*** An interagency process is underway to create some guidelines for privacy, security and access for the technology supporting private-sector "vaccine passports" to identifying individuals who are fully vaccinated for COVID-19. But a government-run system is not in the cards, top officials said.
Andy Slavitt, the White House senior advisor for COVID response, said at a briefing that, "the government here is not viewing its role as the place to create a passport, nor a place to hold the data of citizens." He added: "We view this as something that the private sector is doing and will do."
The government will have a role, Slavitt explained, in working out the details of any passport system.
"Privacy of the information, security of the information and a marketplace of solutions are all things that are part of what we believe in, as for the ability for people to access this free and in multiple languages," Slavitt said at a White House briefing.
White House Press Secretary Jen Psaki said she didn't have a timeline for the release of any guidelines, which she characterized as "recommendations." Psaki said there would be no "centralized, universal federal vaccinations database and no federal mandate requiring everyone to obtain a single vaccination credential," and said that the government would be encouraging "an open marketplace with a variety of private sector companies and non-profit coalitions developing solutions."

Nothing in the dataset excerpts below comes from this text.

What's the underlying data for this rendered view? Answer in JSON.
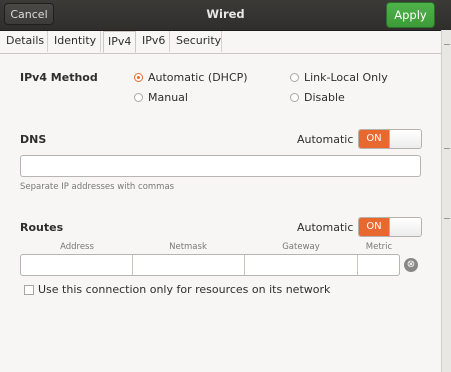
{
  "header": {
    "cancel_label": "Cancel",
    "title": "Wired",
    "apply_label": "Apply"
  },
  "tabs": [
    {
      "label": "Details"
    },
    {
      "label": "Identity"
    },
    {
      "label": "IPv4",
      "active": true
    },
    {
      "label": "IPv6"
    },
    {
      "label": "Security"
    }
  ],
  "ipv4": {
    "method_label": "IPv4 Method",
    "options": [
      {
        "label": "Automatic (DHCP)",
        "selected": true
      },
      {
        "label": "Link-Local Only",
        "selected": false
      },
      {
        "label": "Manual",
        "selected": false
      },
      {
        "label": "Disable",
        "selected": false
      }
    ]
  },
  "dns": {
    "label": "DNS",
    "automatic_label": "Automatic",
    "switch_label": "ON",
    "value": "",
    "hint": "Separate IP addresses with commas"
  },
  "routes": {
    "label": "Routes",
    "automatic_label": "Automatic",
    "switch_label": "ON",
    "columns": [
      "Address",
      "Netmask",
      "Gateway",
      "Metric"
    ],
    "clear_symbol": "⊗"
  },
  "only_resources": {
    "label": "Use this connection only for resources on its network",
    "checked": false
  },
  "colors": {
    "accent_orange": "#e8682f",
    "apply_green": "#45a841",
    "header_dark": "#33322f"
  }
}
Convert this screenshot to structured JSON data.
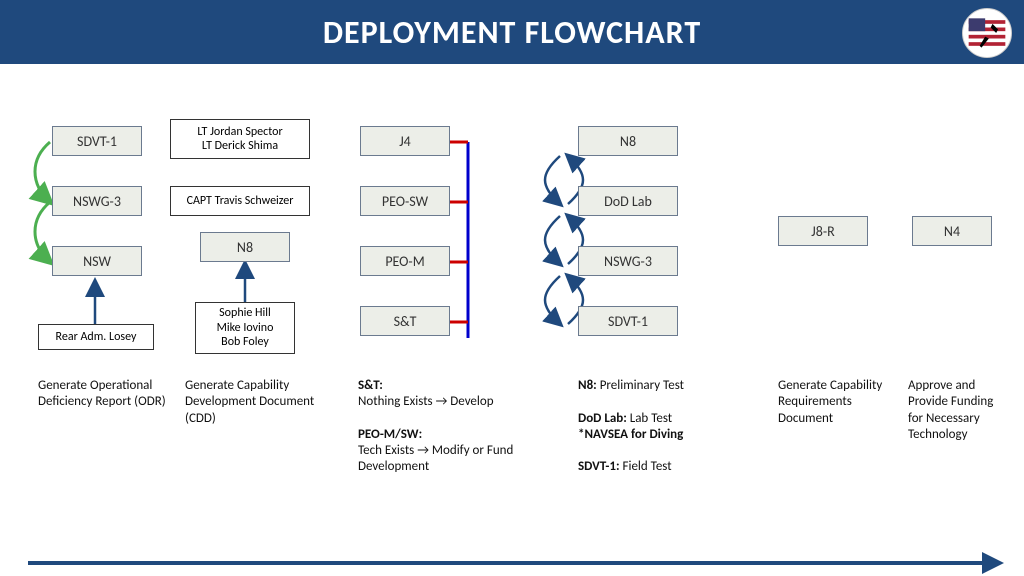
{
  "title": "DEPLOYMENT FLOWCHART",
  "col1": {
    "n1": "SDVT-1",
    "n2": "NSWG-3",
    "n3": "NSW",
    "note1": "LT Jordan Spector\nLT Derick Shima",
    "note2": "CAPT Travis Schweizer",
    "note3": "Rear Adm. Losey",
    "caption": "Generate Operational Deficiency Report (ODR)"
  },
  "col2": {
    "n1": "N8",
    "note1": "Sophie Hill\nMike Iovino\nBob Foley",
    "caption": "Generate Capability Development Document (CDD)"
  },
  "col3": {
    "n1": "J4",
    "n2": "PEO-SW",
    "n3": "PEO-M",
    "n4": "S&T",
    "cap1_label": "S&T:",
    "cap1_body": "Nothing Exists → Develop",
    "cap2_label": "PEO-M/SW:",
    "cap2_body": "Tech Exists → Modify or Fund Development"
  },
  "col4": {
    "n1": "N8",
    "n2": "DoD Lab",
    "n3": "NSWG-3",
    "n4": "SDVT-1",
    "cap1_label": "N8:",
    "cap1_body": " Preliminary Test",
    "cap2_label": "DoD Lab:",
    "cap2_body": " Lab Test",
    "cap3": "*NAVSEA for Diving",
    "cap4_label": "SDVT-1:",
    "cap4_body": " Field Test"
  },
  "col5": {
    "n1": "J8-R",
    "caption": "Generate Capability Requirements Document"
  },
  "col6": {
    "n1": "N4",
    "caption": "Approve and Provide Funding for Necessary Technology"
  }
}
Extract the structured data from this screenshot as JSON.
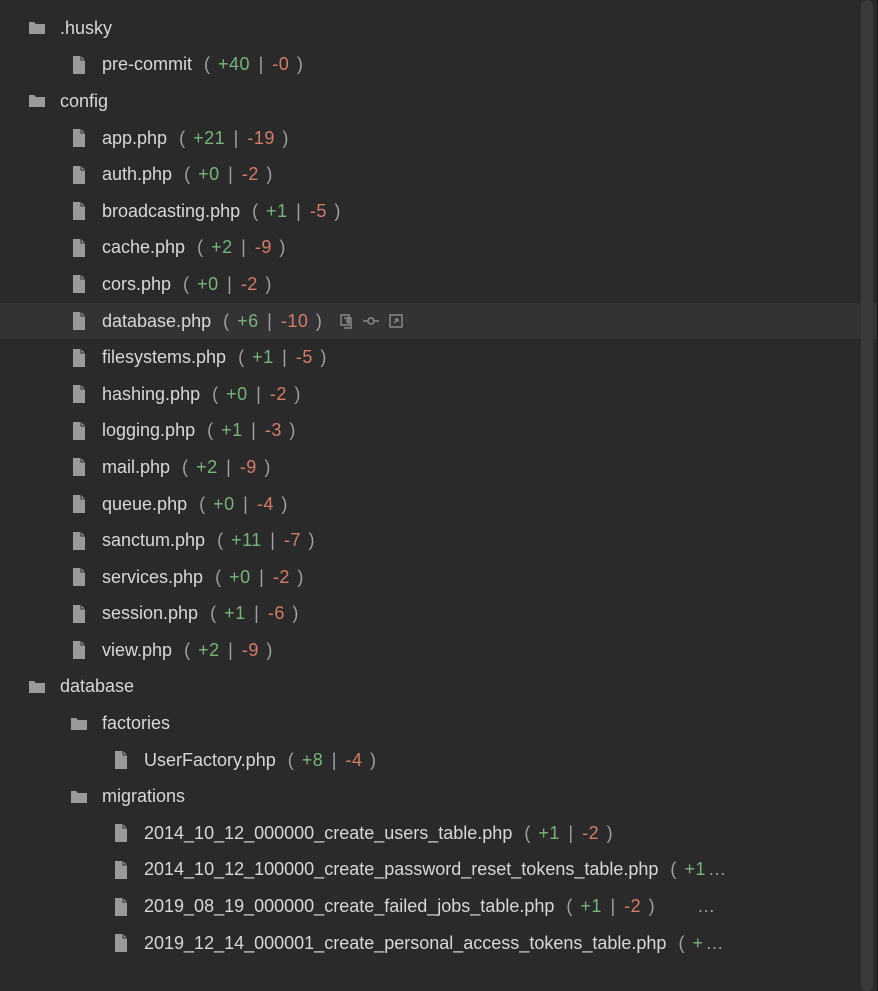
{
  "tree": [
    {
      "type": "folder",
      "name": ".husky",
      "indent": 0
    },
    {
      "type": "file",
      "name": "pre-commit",
      "indent": 1,
      "add": "+40",
      "del": "-0"
    },
    {
      "type": "folder",
      "name": "config",
      "indent": 0
    },
    {
      "type": "file",
      "name": "app.php",
      "indent": 1,
      "add": "+21",
      "del": "-19"
    },
    {
      "type": "file",
      "name": "auth.php",
      "indent": 1,
      "add": "+0",
      "del": "-2"
    },
    {
      "type": "file",
      "name": "broadcasting.php",
      "indent": 1,
      "add": "+1",
      "del": "-5"
    },
    {
      "type": "file",
      "name": "cache.php",
      "indent": 1,
      "add": "+2",
      "del": "-9"
    },
    {
      "type": "file",
      "name": "cors.php",
      "indent": 1,
      "add": "+0",
      "del": "-2"
    },
    {
      "type": "file",
      "name": "database.php",
      "indent": 1,
      "add": "+6",
      "del": "-10",
      "selected": true,
      "actions": true
    },
    {
      "type": "file",
      "name": "filesystems.php",
      "indent": 1,
      "add": "+1",
      "del": "-5"
    },
    {
      "type": "file",
      "name": "hashing.php",
      "indent": 1,
      "add": "+0",
      "del": "-2"
    },
    {
      "type": "file",
      "name": "logging.php",
      "indent": 1,
      "add": "+1",
      "del": "-3"
    },
    {
      "type": "file",
      "name": "mail.php",
      "indent": 1,
      "add": "+2",
      "del": "-9"
    },
    {
      "type": "file",
      "name": "queue.php",
      "indent": 1,
      "add": "+0",
      "del": "-4"
    },
    {
      "type": "file",
      "name": "sanctum.php",
      "indent": 1,
      "add": "+11",
      "del": "-7"
    },
    {
      "type": "file",
      "name": "services.php",
      "indent": 1,
      "add": "+0",
      "del": "-2"
    },
    {
      "type": "file",
      "name": "session.php",
      "indent": 1,
      "add": "+1",
      "del": "-6"
    },
    {
      "type": "file",
      "name": "view.php",
      "indent": 1,
      "add": "+2",
      "del": "-9"
    },
    {
      "type": "folder",
      "name": "database",
      "indent": 0
    },
    {
      "type": "folder",
      "name": "factories",
      "indent": 1
    },
    {
      "type": "file",
      "name": "UserFactory.php",
      "indent": 2,
      "add": "+8",
      "del": "-4"
    },
    {
      "type": "folder",
      "name": "migrations",
      "indent": 1
    },
    {
      "type": "file",
      "name": "2014_10_12_000000_create_users_table.php",
      "indent": 2,
      "add": "+1",
      "del": "-2"
    },
    {
      "type": "file",
      "name": "2014_10_12_100000_create_password_reset_tokens_table.php",
      "indent": 2,
      "truncated": "( +1…"
    },
    {
      "type": "file",
      "name": "2019_08_19_000000_create_failed_jobs_table.php",
      "indent": 2,
      "add": "+1",
      "del": "-2",
      "trailingEllipsis": true
    },
    {
      "type": "file",
      "name": "2019_12_14_000001_create_personal_access_tokens_table.php",
      "indent": 2,
      "truncated": "( +…"
    }
  ],
  "parenOpen": "(",
  "parenClose": ")",
  "sep": "|",
  "ellipsis": "…"
}
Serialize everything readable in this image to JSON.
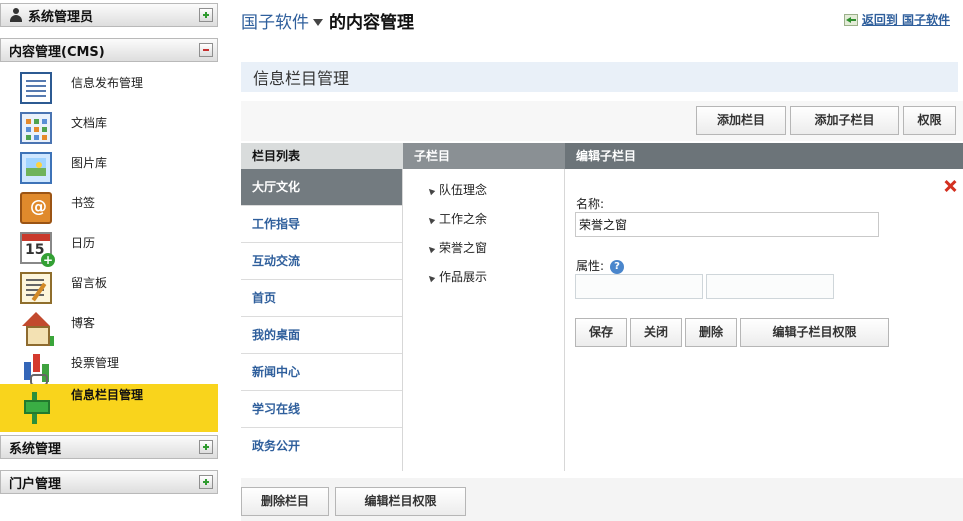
{
  "sidebar": {
    "panel_admin": "系统管理员",
    "panel_cms": "内容管理(CMS)",
    "panel_system": "系统管理",
    "panel_portal": "门户管理",
    "items": [
      {
        "label": "信息发布管理",
        "icon": "document-icon"
      },
      {
        "label": "文档库",
        "icon": "grid-icon"
      },
      {
        "label": "图片库",
        "icon": "picture-icon"
      },
      {
        "label": "书签",
        "icon": "address-book-icon"
      },
      {
        "label": "日历",
        "icon": "calendar-icon"
      },
      {
        "label": "留言板",
        "icon": "notepad-icon"
      },
      {
        "label": "博客",
        "icon": "house-icon"
      },
      {
        "label": "投票管理",
        "icon": "chart-icon"
      },
      {
        "label": "信息栏目管理",
        "icon": "signpost-icon"
      }
    ],
    "calendar_number": "15",
    "active_index": 8,
    "active_color": "#f9d41c"
  },
  "header": {
    "site_name": "国子软件",
    "title_suffix": "的内容管理",
    "back_link": "返回到 国子软件"
  },
  "section_title": "信息栏目管理",
  "toolbar": {
    "add_category": "添加栏目",
    "add_subcategory": "添加子栏目",
    "permissions": "权限"
  },
  "columns": {
    "category_list": "栏目列表",
    "subcategory": "子栏目",
    "edit_subcategory": "编辑子栏目"
  },
  "categories": [
    "大厅文化",
    "工作指导",
    "互动交流",
    "首页",
    "我的桌面",
    "新闻中心",
    "学习在线",
    "政务公开"
  ],
  "active_category": 0,
  "subcategories": [
    "队伍理念",
    "工作之余",
    "荣誉之窗",
    "作品展示"
  ],
  "edit_form": {
    "name_label": "名称:",
    "name_value": "荣誉之窗",
    "attr_label": "属性:",
    "help_glyph": "?",
    "attr_value_1": "",
    "attr_value_2": "",
    "save": "保存",
    "close": "关闭",
    "delete": "删除",
    "edit_perm": "编辑子栏目权限"
  },
  "bottom": {
    "delete_category": "删除栏目",
    "edit_category_perm": "编辑栏目权限"
  }
}
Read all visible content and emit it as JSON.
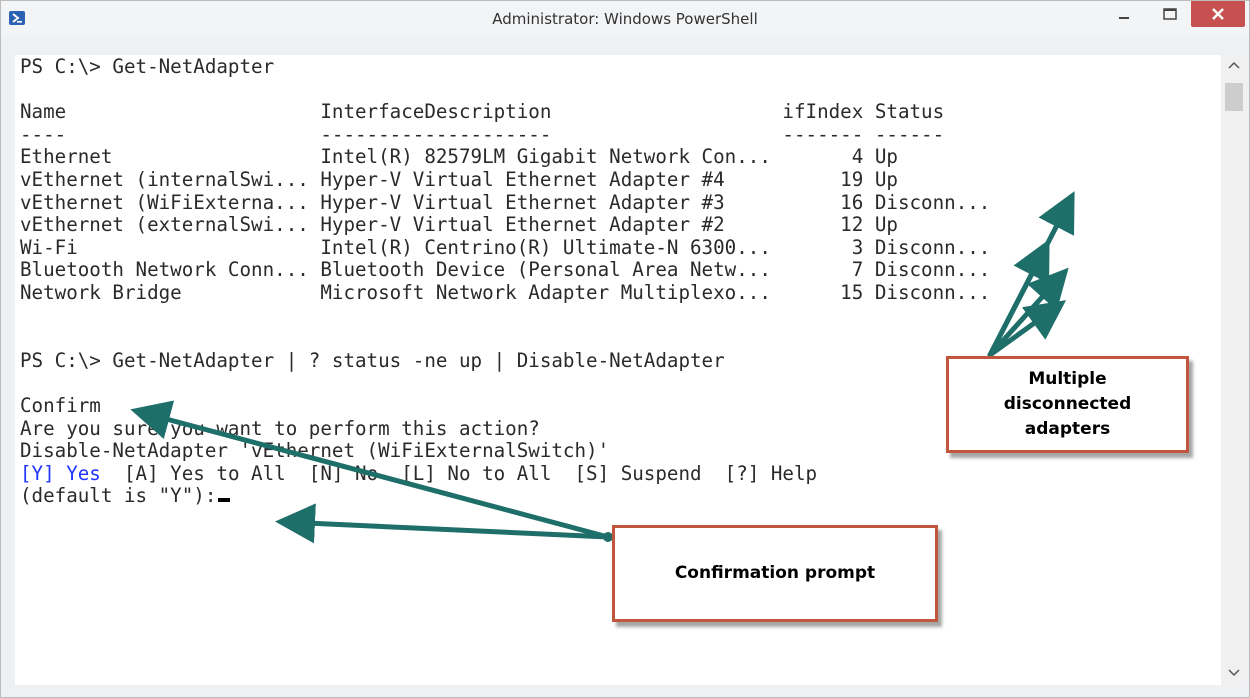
{
  "window": {
    "title": "Administrator: Windows PowerShell",
    "icon": "powershell-icon",
    "controls": [
      "minimize-icon",
      "maximize-icon",
      "close-icon"
    ],
    "close_color": "#c75050"
  },
  "console": {
    "prompt1": "PS C:\\> Get-NetAdapter",
    "table_header": "Name                      InterfaceDescription                    ifIndex Status",
    "table_separator": "----                      --------------------                    ------- ------",
    "rows": [
      "Ethernet                  Intel(R) 82579LM Gigabit Network Con...       4 Up",
      "vEthernet (internalSwi... Hyper-V Virtual Ethernet Adapter #4          19 Up",
      "vEthernet (WiFiExterna... Hyper-V Virtual Ethernet Adapter #3          16 Disconn...",
      "vEthernet (externalSwi... Hyper-V Virtual Ethernet Adapter #2          12 Up",
      "Wi-Fi                     Intel(R) Centrino(R) Ultimate-N 6300...       3 Disconn...",
      "Bluetooth Network Conn... Bluetooth Device (Personal Area Netw...       7 Disconn...",
      "Network Bridge            Microsoft Network Adapter Multiplexo...      15 Disconn..."
    ],
    "prompt2": "PS C:\\> Get-NetAdapter | ? status -ne up | Disable-NetAdapter",
    "confirm_title": "Confirm",
    "confirm_question": "Are you sure you want to perform this action?",
    "confirm_target": "Disable-NetAdapter 'vEthernet (WiFiExternalSwitch)'",
    "choice_default": "[Y] Yes",
    "choices_rest": "  [A] Yes to All  [N] No  [L] No to All  [S] Suspend  [?] Help",
    "default_prompt": "(default is \"Y\"):",
    "highlight_color": "#1f35ff"
  },
  "annotations": {
    "adapters_callout": "Multiple disconnected adapters",
    "confirm_callout": "Confirmation prompt",
    "arrow_color": "#1e6e6a",
    "border_color": "#c0563b"
  }
}
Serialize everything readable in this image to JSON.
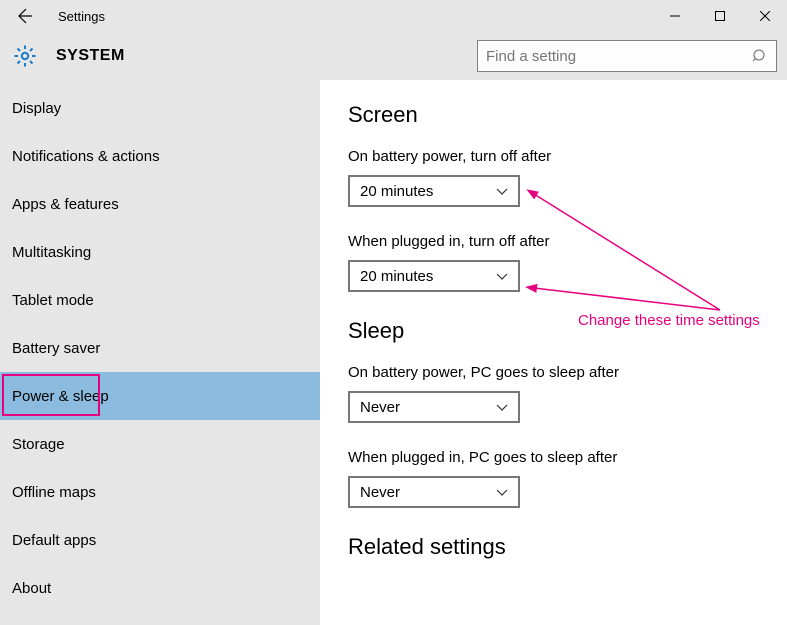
{
  "window": {
    "title": "Settings"
  },
  "header": {
    "title": "SYSTEM"
  },
  "search": {
    "placeholder": "Find a setting"
  },
  "sidebar": {
    "items": [
      {
        "label": "Display"
      },
      {
        "label": "Notifications & actions"
      },
      {
        "label": "Apps & features"
      },
      {
        "label": "Multitasking"
      },
      {
        "label": "Tablet mode"
      },
      {
        "label": "Battery saver"
      },
      {
        "label": "Power & sleep"
      },
      {
        "label": "Storage"
      },
      {
        "label": "Offline maps"
      },
      {
        "label": "Default apps"
      },
      {
        "label": "About"
      }
    ]
  },
  "content": {
    "screen": {
      "heading": "Screen",
      "battery_label": "On battery power, turn off after",
      "battery_value": "20 minutes",
      "plugged_label": "When plugged in, turn off after",
      "plugged_value": "20 minutes"
    },
    "sleep": {
      "heading": "Sleep",
      "battery_label": "On battery power, PC goes to sleep after",
      "battery_value": "Never",
      "plugged_label": "When plugged in, PC goes to sleep after",
      "plugged_value": "Never"
    },
    "related": {
      "heading": "Related settings"
    }
  },
  "annotation": {
    "text": "Change these time settings"
  }
}
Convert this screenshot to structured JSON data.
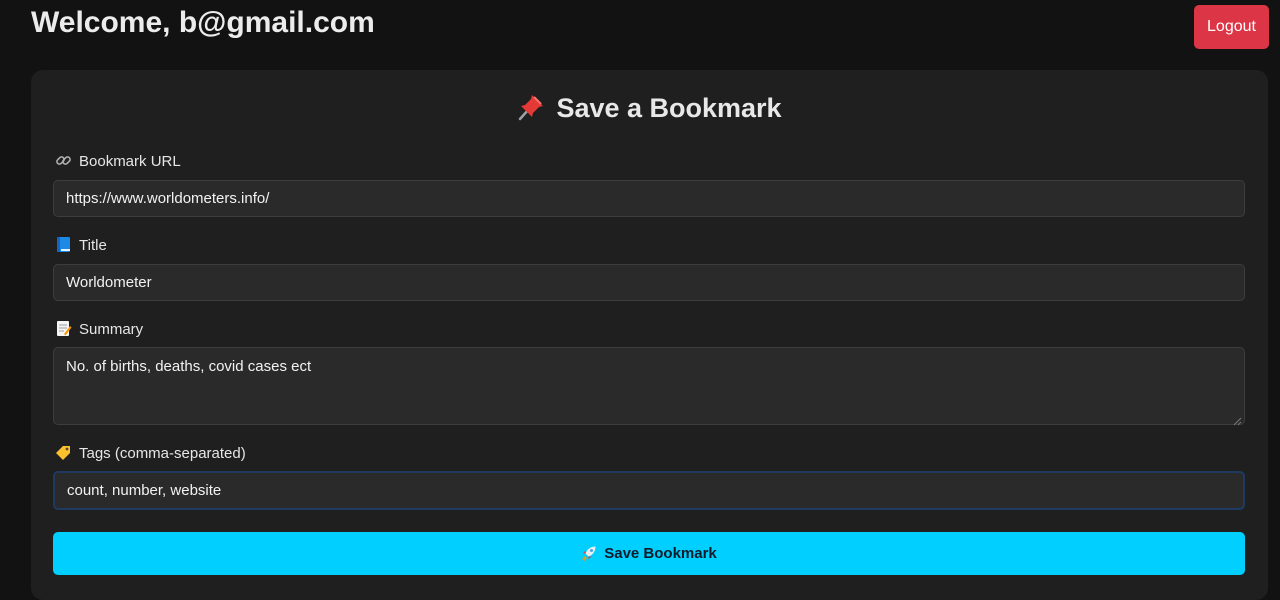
{
  "header": {
    "welcome_text": "Welcome, b@gmail.com",
    "logout_label": "Logout"
  },
  "form": {
    "title": "Save a Bookmark",
    "title_icon": "pushpin-icon",
    "url": {
      "label": "Bookmark URL",
      "icon": "link-icon",
      "value": "https://www.worldometers.info/"
    },
    "title_field": {
      "label": "Title",
      "icon": "book-icon",
      "value": "Worldometer"
    },
    "summary": {
      "label": "Summary",
      "icon": "memo-icon",
      "value": "No. of births, deaths, covid cases ect"
    },
    "tags": {
      "label": "Tags (comma-separated)",
      "icon": "tag-icon",
      "value": "count, number, website"
    },
    "submit_label": "Save Bookmark",
    "submit_icon": "rocket-icon"
  },
  "colors": {
    "background": "#121212",
    "card": "#1f1f1f",
    "logout": "#dc3545",
    "primary": "#00cfff"
  }
}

"We want to drive the market toward meeting public interest goals," Psaki said. "So we'll leverage our resources to ensure that all vaccination credential systems meet key standards, whether that's universal accessibility, affordability, availability both digitally and on paper."
*** The White House extended a cybersecurity national emergency first declared on April 1, 2015. The order, signed by President Joe Biden, states that "significant malicious cyber-enabled activities continue to pose an unusual and extraordinary threat to the national security, foreign policy, and economy of the United States."